Marca a rutura com a afirmação humanista, mas também marcadamente cristã, que constituíram base de valores fundacionais do próprio partido.
Neste debate era necessária uma atitude quanto ao caráter sagrado da vida até ao seu último sopro; era exigida a defesa acérrima no domínio da saúde, responsabilidade do Estado, visando a criação de uma rede nacional de cuidados paliativos; e mesmo no plano da mera “materialidade do Direito”, em que muitos colocam este tema agendado pela extrema-esquerda, o universo dos valores subjacentes à Constituição (consagrando que “a vida humana é inviolável”), não deveria ceder a esta deriva legislativa na invocação do direito à “boa morte”, quando, ao mesmo tempo, pouco ou nada se cuida do direito positivo na promoção da natalidade.
Podem as consciências individuais quedar-se dilemáticas sobre o tema, porque vivemos em liberdade.
Mas um Partido político como o PSD, não pode ser um somatório atrabiliário de gestos em matéria tão sensível, com o seu líder a defender a eutanásia, numa espécie de corpo partidário em auto-gestão de posições filosóficas sobre a vida, deixando a matriz fundacional do próprio partido à deriva.
Finalmente,
• Acresce que é notório que o PSD de hoje não passa de um partido sem memória.
No plano político, o passado recente governativo que foi chamado a cumprir, saiu do discurso de quem o representa, quando se trata de trabalho patriótico e honrado que salvou o país da bancarrota.
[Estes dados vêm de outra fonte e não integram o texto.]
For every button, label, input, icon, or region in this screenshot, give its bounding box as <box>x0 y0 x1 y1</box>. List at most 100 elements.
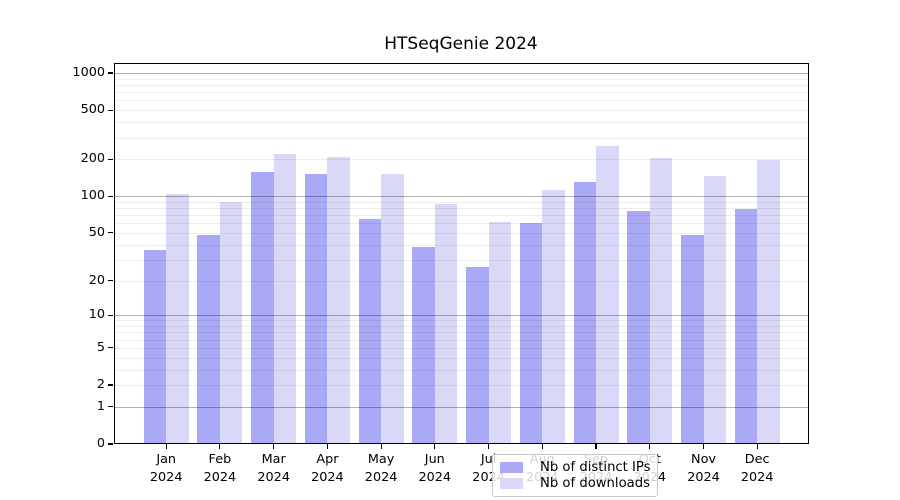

Ouve-se hoje o governo falar de um país das maravilhas; e tendo sido anunciado por ti um governo-sombra, não é visível o contraditório diário de combate político, afirmando a realidade de um país que mantém essencialmente o futuro demasiado sombrio.
No plano da relação com a militância interna, também não prima pela memória: não existe na tua Direção quem acompanhe detalhes de pessoalidade e de mero gesto político/relacional que todos os grupos devem cuidar.
No passado era impensável a pura indiferença fria, da parte de quem presidia ao partido, para com quem representou algo no partido em qualquer circunstância. Acho que se engana, porque fui dirigente nacional ao mais alto nível, como sabes, que quem esquecer que um partido também é um lugar de afectos, mesmo que a racionalidade gélida o negue, mais tarde ou mais cedo, aprenderá por si.
(…)
Está assim cumprida a missão e a ligação ao PSD.
Ser social-democrata e liberal não carece de validação partidária.
Por isso, desejo sinceramente que tenhas o talento político, em próximas eleições, para superar os 28% do núcleo votante histórico de sempre.
Menos que isso, estaremos perante a mera continuidade da tergiversação política, que pouco adianta em termos práticos ao futuro de Portugal.